Chile drilling advances, shaft could reach miners next week
The miners have been trapped for 2 months.
Wed, Oct 06, 2010 at 06:00 PM
DRILLING IN THE DARK: Journalists stand at the entrance to the San Jose mine where a photograph of trapped miner stands. (Photo: Dario Lopez-Mills/AP)
The crew drilling one of three shafts attempting to reach 33 miners trapped deep underground in northern Chile is making fast progress, officials said, and could reach the miners by early next week.
The T-130 drill, part of an effort dubbed "Plan B," burrowed 53 meters (173 feet) in 16 hours and is a mere 100 meters from a chamber the trapped miners can access, said Andre Sougarret, the engineer in charge of rescue operations.
The news raised hopes among relatives camped on the surface that the trapped miners could be out by early next week.
Sougarret, however, was cautious about setting a time frame because work was entering a delicate phase.
Drilling operations have been paused until midnight, and will resume at a slower pace because it will be boring down a mere meter (yard) away from a separate corridor inside the mine. If the corridor is breached it could create problems for the rescue operation, Sougarret said.
"We are decreasing the drilling speed so that we get by the corridor carefully," said Sougarret.
"Once we have reached 535 meters (1,748 feet) of depth, we can resume the rhythm that we have had up to now," he told reporters outside the mine.
The miners, who have been trapped underground for two months, will be extracted one by one in a custom-built cage that has an outer diameter of 23 inches (58 centimeters).

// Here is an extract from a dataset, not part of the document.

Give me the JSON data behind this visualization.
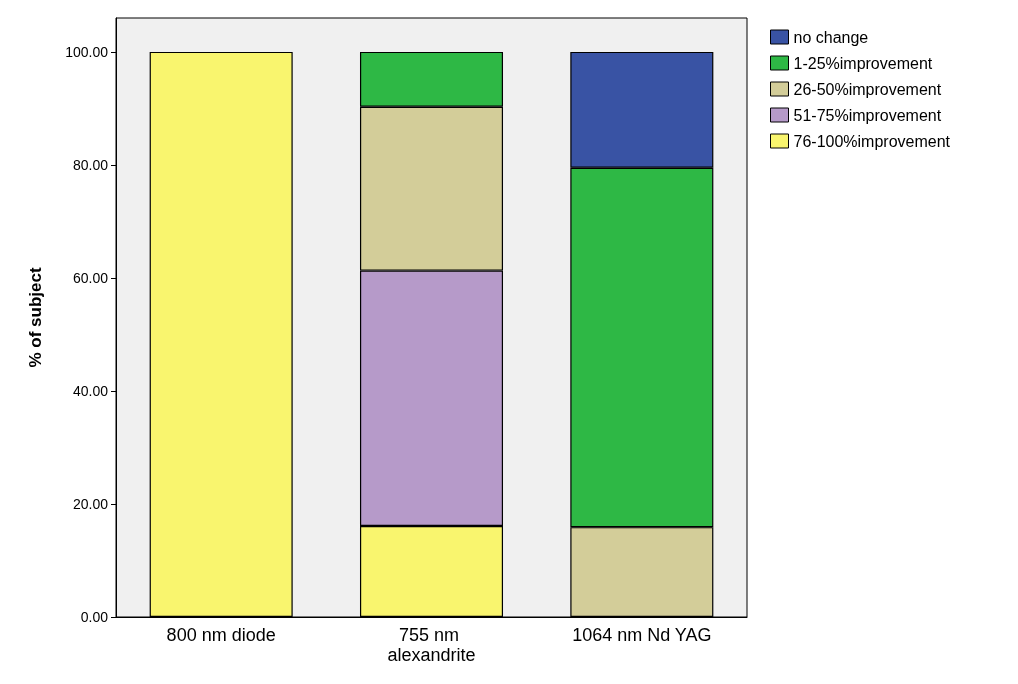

They will be wearing special sunglasses to protect their eyes when they emerge into the daylight, after more than two months in near-darkness.
"The benefit (of the glasses) is that they filter out the sunlight. They do not cause any problems," but do give eyes more time to adjust to light, said Alejandro Pino, regional manager of the Chilean Safety Association at the San Jose mine.
The special glasses were donated by a US company, and have a market price of 450 dollars a pair.